The Nikkei 225 Average sank 1.9 per cent to 9,937.04 to lead declines in Asian markets but was the top gainer among the world’s 40 largest equity markets during November, advancing 8 per cent.

Tuesday’s wobble was linked to nervous investor expectations over the imminent release of Chinese manufacturing data, with a strong reading expected to accelerate Beijing’s move to raise interest rates.

The FTSE Asia-Pacific index was flat for the month up until Monday’s close but Tuesday’s 0.8 per cent fall to 247.39 – its lowest level for nearly two months – meant the regional benchmark had its first monthly decline since August as eurozone debt woes plagued global markets.

“Investors are worrying that China could raise interest rates after announcing its purchasing managers’ index [on Wednesday],” Hideyuki Ishiguro, of Okasan Securities, told Reuters. “Japanese exporters with strong Chinese ties have already been overbought so investors simply took the chance to sell them today.”

TDK , an electronics maker that gets more than 30 per cent of its sales from China, dropped 3.6 per cent to Y5,390 while Hitachi Construction Machinery , the world’s biggest maker of giant excavators, which gets more than a quarter of its sales there, sank 3.1 per cent to Y1,908.

Komatsu , Japan’s largest construction machinery maker, which gets about 20 per cent of its sales in China, retreated 2.4 per cent to Y2,318.

A bad session for Tokyo’s steelmakers saw declines on the back of downgrades. Nippon Steel tumbled 4.5 per cent to Y277, the most in more than a year, while JFE Holdings lost 2.6 per cent to Y2,661 after both companies had their ratings cut by Mizuho Securities, which said earnings would miss forecasts. Sumitomo Metal Industries , which was also downgraded, slid 3.3 per cent to Y203.

Also hit by a ratings cut, this time from Credit Suisse, was Mitsubishi UFJ Financial , the country’s largest bank by market value, which sank 2.2 per cent to Y396.
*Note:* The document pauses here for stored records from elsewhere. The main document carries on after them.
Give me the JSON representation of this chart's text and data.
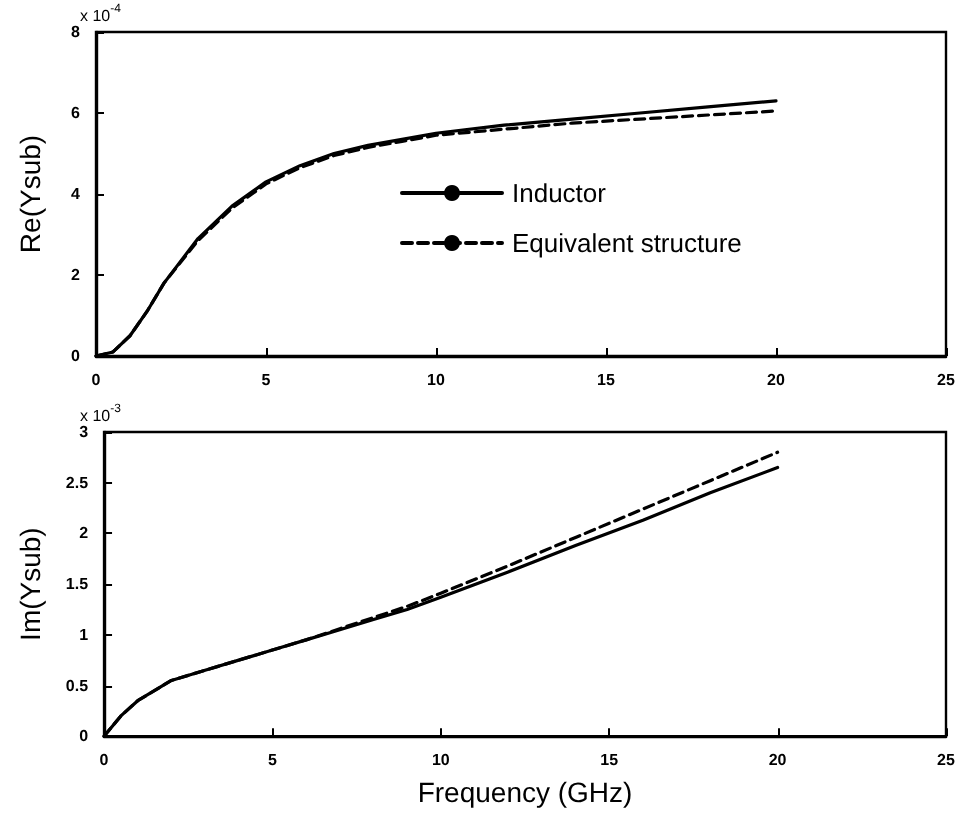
{
  "chart_data": [
    {
      "type": "line",
      "ylabel": "Re(Ysub)",
      "annotations": [
        "x 10$^{-4}$"
      ],
      "xlim": [
        0,
        25
      ],
      "xticks": [
        0,
        5,
        10,
        15,
        20,
        25
      ],
      "ylim": [
        0,
        8
      ],
      "yticks": [
        0,
        2,
        4,
        6,
        8
      ],
      "grid": false,
      "legend": "right",
      "marker": "none",
      "x": [
        0,
        0.5,
        1,
        1.5,
        2,
        3,
        4,
        5,
        6,
        7,
        8,
        9,
        10,
        12,
        14,
        16,
        18,
        20
      ],
      "series": [
        {
          "name": "Inductor",
          "color": "#000000",
          "line_style": "solid",
          "values": [
            0,
            0.1,
            0.5,
            1.1,
            1.8,
            2.9,
            3.7,
            4.3,
            4.7,
            5.0,
            5.2,
            5.35,
            5.5,
            5.7,
            5.85,
            6.0,
            6.15,
            6.3
          ]
        },
        {
          "name": "Equivalent structure",
          "color": "#000000",
          "line_style": "dashed",
          "values": [
            0,
            0.1,
            0.5,
            1.1,
            1.8,
            2.85,
            3.65,
            4.25,
            4.65,
            4.95,
            5.15,
            5.3,
            5.45,
            5.6,
            5.75,
            5.85,
            5.95,
            6.05
          ]
        }
      ]
    },
    {
      "type": "line",
      "xlabel": "Frequency (GHz)",
      "ylabel": "Im(Ysub)",
      "annotations": [
        "x 10$^{-3}$"
      ],
      "xlim": [
        0,
        25
      ],
      "xticks": [
        0,
        5,
        10,
        15,
        20,
        25
      ],
      "ylim": [
        0,
        3
      ],
      "yticks": [
        0,
        0.5,
        1,
        1.5,
        2,
        2.5,
        3
      ],
      "grid": false,
      "marker": "none",
      "x": [
        0,
        0.5,
        1,
        2,
        3,
        4,
        5,
        6,
        7,
        8,
        9,
        10,
        12,
        14,
        16,
        18,
        20
      ],
      "series": [
        {
          "color": "#000000",
          "line_style": "solid",
          "values": [
            0,
            0.2,
            0.35,
            0.55,
            0.65,
            0.75,
            0.85,
            0.95,
            1.05,
            1.15,
            1.25,
            1.37,
            1.62,
            1.88,
            2.13,
            2.4,
            2.65
          ]
        },
        {
          "color": "#000000",
          "line_style": "dashed",
          "values": [
            0,
            0.2,
            0.35,
            0.55,
            0.65,
            0.75,
            0.85,
            0.95,
            1.06,
            1.17,
            1.28,
            1.41,
            1.68,
            1.96,
            2.24,
            2.52,
            2.8
          ]
        }
      ]
    }
  ]
}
But some support for the market came from upbeat comments by Nintendo , the world’s biggest maker of portable video game machines, on its Thanksgiving weekend sales in the US of the Wii game console. Its shares jumped 3.4 per cent to Y22,730, the most in more than three months.

Analysts said November’s boost for the Nikkei could have further to go. “Short covering by hedge funds appears to be continuing, though it has lost momentum,” said Kenichi Hirano, of Tachibana Securities. “[But] moves like this by overseas hedge funds will likely continue into the new year as they try to bring Japanese stocks back to neutral in their portfolio after having overly shorted them up to now.”
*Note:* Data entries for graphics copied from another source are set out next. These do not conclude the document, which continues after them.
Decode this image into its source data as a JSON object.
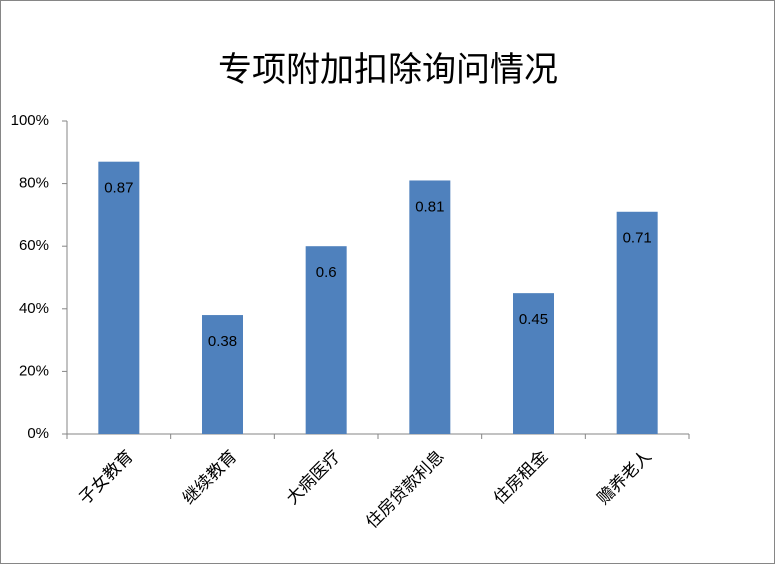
{
  "chart_data": {
    "type": "bar",
    "title": "专项附加扣除询问情况",
    "categories": [
      "子女教育",
      "继续教育",
      "大病医疗",
      "住房贷款利息",
      "住房租金",
      "赡养老人"
    ],
    "values": [
      87,
      38,
      60,
      81,
      45,
      71
    ],
    "value_labels": [
      "0.87",
      "0.38",
      "0.6",
      "0.81",
      "0.45",
      "0.71"
    ],
    "color": "#4f81bd",
    "ylim": [
      0,
      100
    ],
    "yticks": [
      {
        "value": 0,
        "label": "0%"
      },
      {
        "value": 20,
        "label": "20%"
      },
      {
        "value": 40,
        "label": "40%"
      },
      {
        "value": 60,
        "label": "60%"
      },
      {
        "value": 80,
        "label": "80%"
      },
      {
        "value": 100,
        "label": "100%"
      }
    ],
    "grid": false
  }
}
Indian stocks outperformed for a second day as the country’s second-quarter growth figures surprised on the upside. The BSE Sensex index rose 0.6 per cent to 19,521.25 after erasing falls of 1 per cent prior to the data release. But it still slipped 2.6 per cent over the month.

The Shanghai Composite had the worst November of Asia’s leading equity markets, falling 5.3 per cent to 2,820.18 as tightening fears sapped sentiment. But Hong Kong’s Hang Seng index fell just 0.4 per cent over the month to 23,007.99.